凸版印刷 訪日外国人旅行者に加え、日本で暮らす外国人就労者、技能実習生、留学生も増える中、日本語を正確に素早く訳し、専門用語にも対応する多言語翻訳に取り組んでいます。スマホで会話を聞き取り瞬時に音声で翻訳するアプリ「ボイスビズ」は、音声で11言語、テキストは30言語に対応。接客や外国人就労者とのコミュニケーションの現場で使われています。多くの国の子どもたちが学ぶ学校向けには、学校で使われる独特の語彙(ごい)を搭載した「ボイスビズフォースクール」があり、日本語を話せない保護者への家庭訪問などでも活躍しています。テキスト翻訳Webサービス「ジャパリンガル」は4言語に対応します。

AI、IoTで介護も健康も

 人工知能(AI) IoT(モノのインターネット)など、ICT(情報通信技術)を活用して社会の課題を解決する技術開発に取り組んでいる事例も紹介されました。

NTTドコモ AIを使った対話サービスを開発中。自動販売機に話しかけるだけで新幹線のチケットが買える、そんな機器の開発を目指しています。

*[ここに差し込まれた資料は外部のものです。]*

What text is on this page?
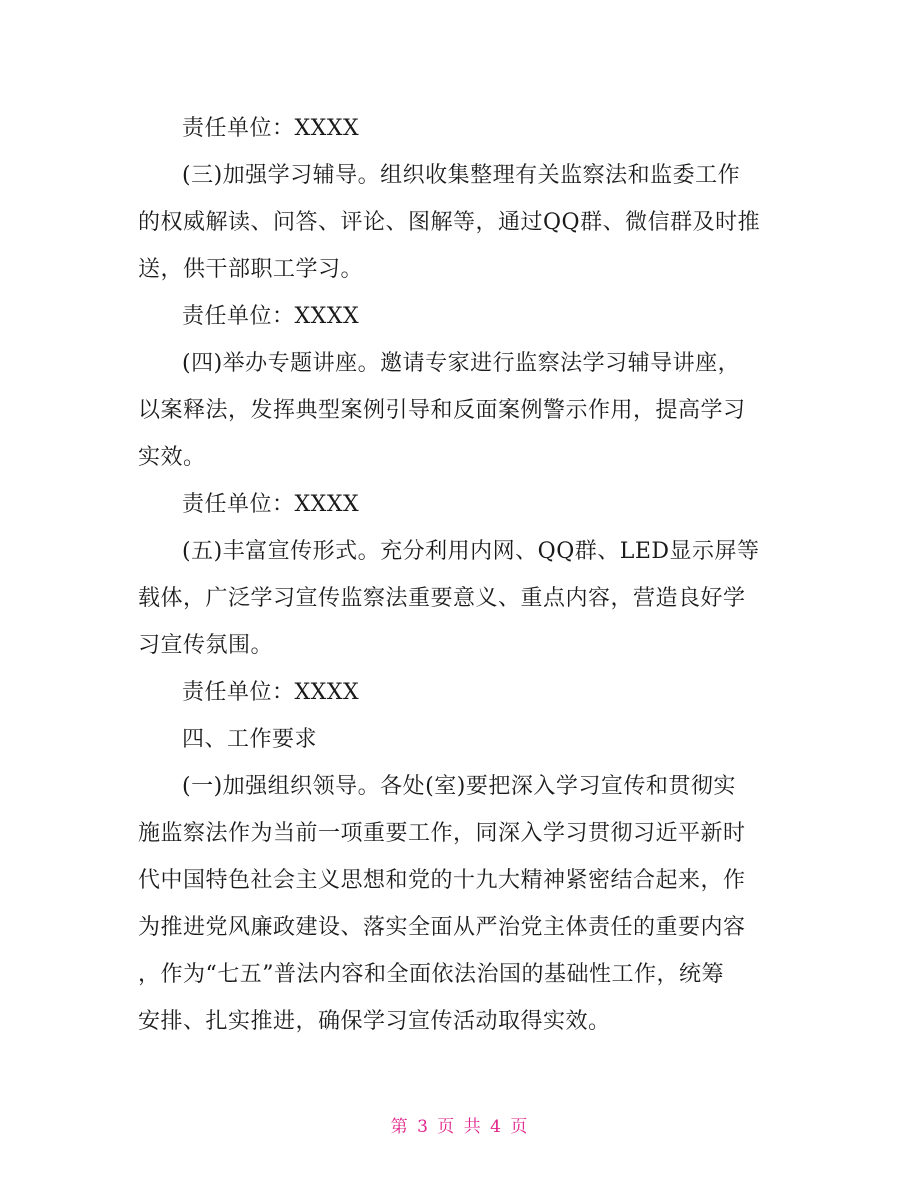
责任单位：XXXX
(三)加强学习辅导。组织收集整理有关监察法和监委工作
的权威解读、问答、评论、图解等，通过QQ群、微信群及时推
送，供干部职工学习。
责任单位：XXXX
(四)举办专题讲座。邀请专家进行监察法学习辅导讲座，
以案释法，发挥典型案例引导和反面案例警示作用，提高学习
实效。
责任单位：XXXX
(五)丰富宣传形式。充分利用内网、QQ群、LED显示屏等
载体，广泛学习宣传监察法重要意义、重点内容，营造良好学
习宣传氛围。
责任单位：XXXX
四、工作要求
(一)加强组织领导。各处(室)要把深入学习宣传和贯彻实
施监察法作为当前一项重要工作，同深入学习贯彻习近平新时
代中国特色社会主义思想和党的十九大精神紧密结合起来，作
为推进党风廉政建设、落实全面从严治党主体责任的重要内容
，作为“七五”普法内容和全面依法治国的基础性工作，统筹
安排、扎实推进，确保学习宣传活动取得实效。
第 3 页 共 4 页
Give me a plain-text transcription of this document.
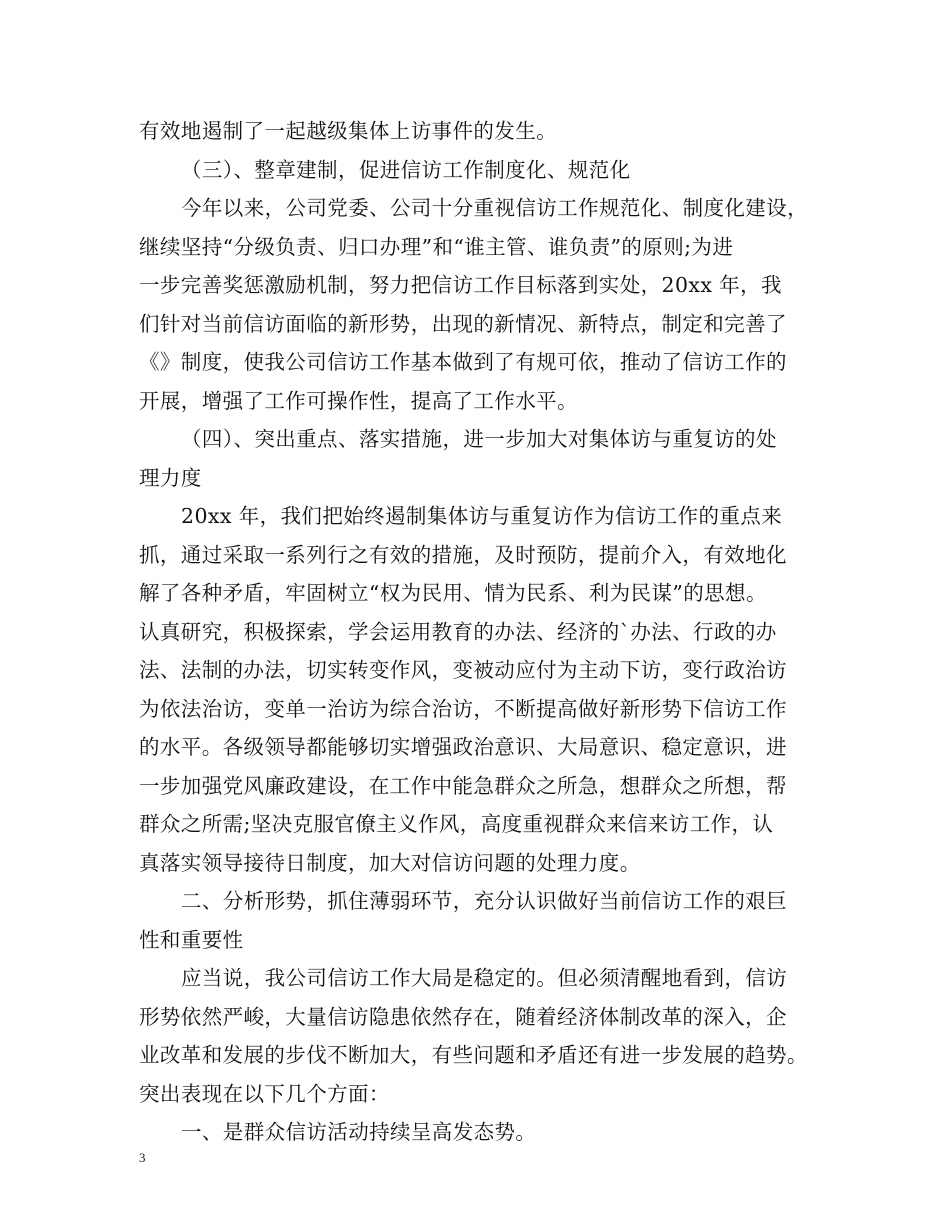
有效地遏制了一起越级集体上访事件的发生。
（三）、整章建制，促进信访工作制度化、规范化
今年以来，公司党委、公司十分重视信访工作规范化、制度化建设，
继续坚持“分级负责、归口办理”和“谁主管、谁负责”的原则;为进
一步完善奖惩激励机制，努力把信访工作目标落到实处，20xx 年，我
们针对当前信访面临的新形势，出现的新情况、新特点，制定和完善了
《》制度，使我公司信访工作基本做到了有规可依，推动了信访工作的
开展，增强了工作可操作性，提高了工作水平。
（四）、突出重点、落实措施，进一步加大对集体访与重复访的处
理力度
20xx 年，我们把始终遏制集体访与重复访作为信访工作的重点来
抓，通过采取一系列行之有效的措施，及时预防，提前介入，有效地化
解了各种矛盾，牢固树立“权为民用、情为民系、利为民谋”的思想。
认真研究，积极探索，学会运用教育的办法、经济的`办法、行政的办
法、法制的办法，切实转变作风，变被动应付为主动下访，变行政治访
为依法治访，变单一治访为综合治访，不断提高做好新形势下信访工作
的水平。各级领导都能够切实增强政治意识、大局意识、稳定意识，进
一步加强党风廉政建设，在工作中能急群众之所急，想群众之所想，帮
群众之所需;坚决克服官僚主义作风，高度重视群众来信来访工作，认
真落实领导接待日制度，加大对信访问题的处理力度。
二、分析形势，抓住薄弱环节，充分认识做好当前信访工作的艰巨
性和重要性
应当说，我公司信访工作大局是稳定的。但必须清醒地看到，信访
形势依然严峻，大量信访隐患依然存在，随着经济体制改革的深入，企
业改革和发展的步伐不断加大，有些问题和矛盾还有进一步发展的趋势。
突出表现在以下几个方面：
一、是群众信访活动持续呈高发态势。
3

NTT スマホなどの「音声認識」機能で、怒りや喜び、悲しみなどの感情も聞き取ることを目指しています。バリアフリーの分野では、車いす利用者がスマホに行きたい場所を告げると、階段や段差を避けてルートを案内するアプリを開発。健康診断の結果をAIが解析して生活習慣病のリスクを予測することにも取り組んでいます。

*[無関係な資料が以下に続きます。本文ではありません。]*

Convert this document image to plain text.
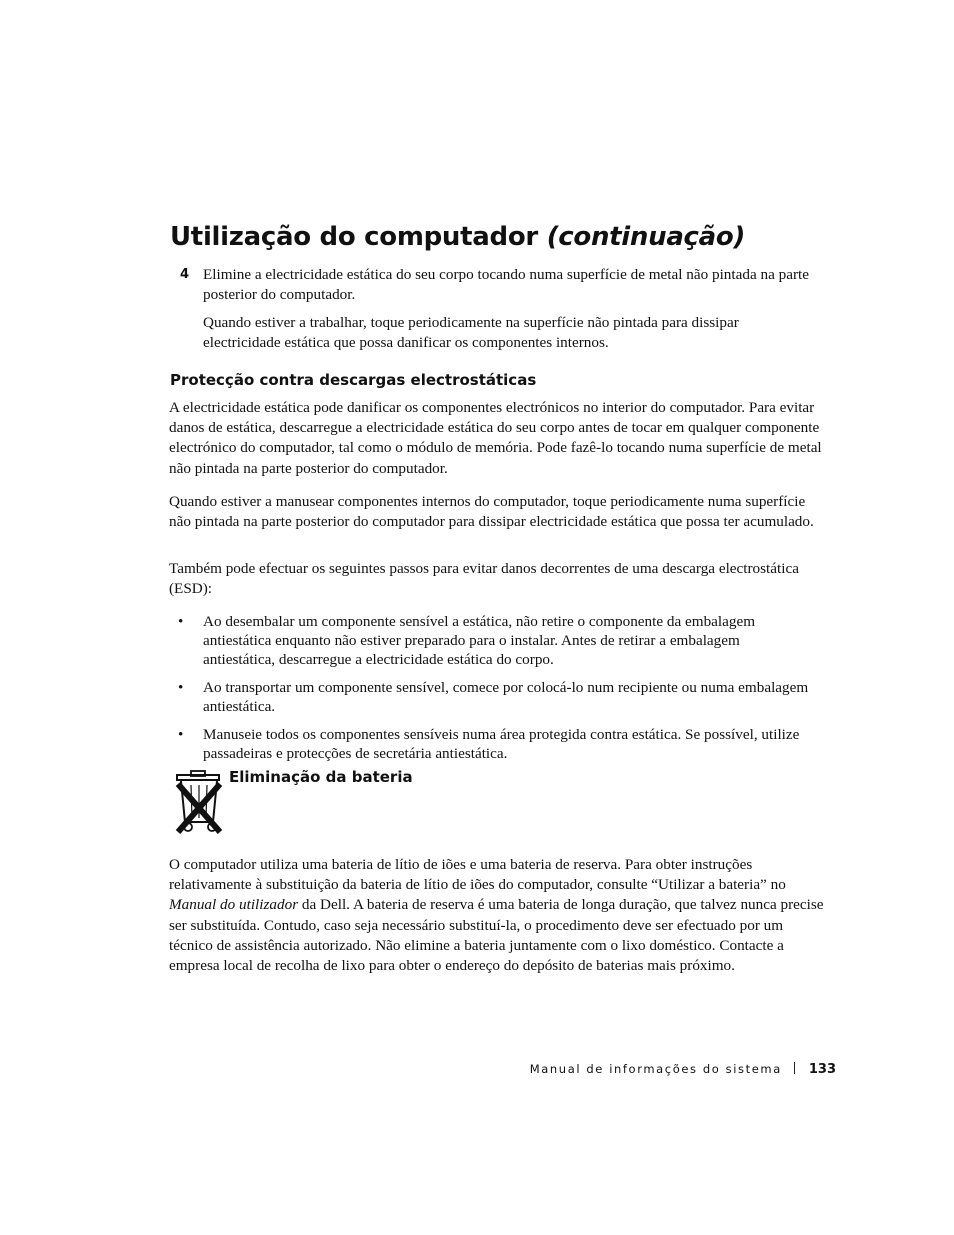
Utilização do computador (continuação)
4 Elimine a electricidade estática do seu corpo tocando numa superfície de metal não pintada na parte posterior do computador.

Quando estiver a trabalhar, toque periodicamente na superfície não pintada para dissipar electricidade estática que possa danificar os componentes internos.

Protecção contra descargas electrostáticas

A electricidade estática pode danificar os componentes electrónicos no interior do computador. Para evitar danos de estática, descarregue a electricidade estática do seu corpo antes de tocar em qualquer componente electrónico do computador, tal como o módulo de memória. Pode fazê-lo tocando numa superfície de metal não pintada na parte posterior do computador.

Quando estiver a manusear componentes internos do computador, toque periodicamente numa superfície não pintada na parte posterior do computador para dissipar electricidade estática que possa ter acumulado.

Também pode efectuar os seguintes passos para evitar danos decorrentes de uma descarga electrostática (ESD):

• Ao desembalar um componente sensível a estática, não retire o componente da embalagem antiestática enquanto não estiver preparado para o instalar. Antes de retirar a embalagem antiestática, descarregue a electricidade estática do corpo.
• Ao transportar um componente sensível, comece por colocá-lo num recipiente ou numa embalagem antiestática.
• Manuseie todos os componentes sensíveis numa área protegida contra estática. Se possível, utilize passadeiras e protecções de secretária antiestática.
Eliminação da bateria

O computador utiliza uma bateria de lítio de iões e uma bateria de reserva. Para obter instruções relativamente à substituição da bateria de lítio de iões do computador, consulte “Utilizar a bateria” no Manual do utilizador da Dell. A bateria de reserva é uma bateria de longa duração, que talvez nunca precise ser substituída. Contudo, caso seja necessário substituí-la, o procedimento deve ser efectuado por um técnico de assistência autorizado. Não elimine a bateria juntamente com o lixo doméstico. Contacte a empresa local de recolha de lixo para obter o endereço do depósito de baterias mais próximo.

Manual de informações do sistema 133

パナソニック お世話型の介護から、科学的データに基づいた自立支援型の介護への転換を目指しています。施設の部屋のエアコンの稼働状況などから、入居者の1日の動きや睡眠などのデータを集め、ケアプランに生かそうとしています。

アピアランスケア

 医療や健康のつながりから、もう1社。
アデランス 世界19カ国・地域で毛髪・美容・健康のウェルネス事業を展開しています。「アピアランス(外見)ケア」に取り組んでいて、病院内ヘアサロンを国内30店舗に加え、スウェーデンやドイツなど海外でも8店舗を運営しています。医療用ウィッグでQOL(生活の質)向上に貢献しています。

 紹介した事例は、会社の採用ホームページで最初に取り上げられるような事業ではないかもしれませんが、こうした取り組みから企業の方向性や社風を感じ取ることもできると思います。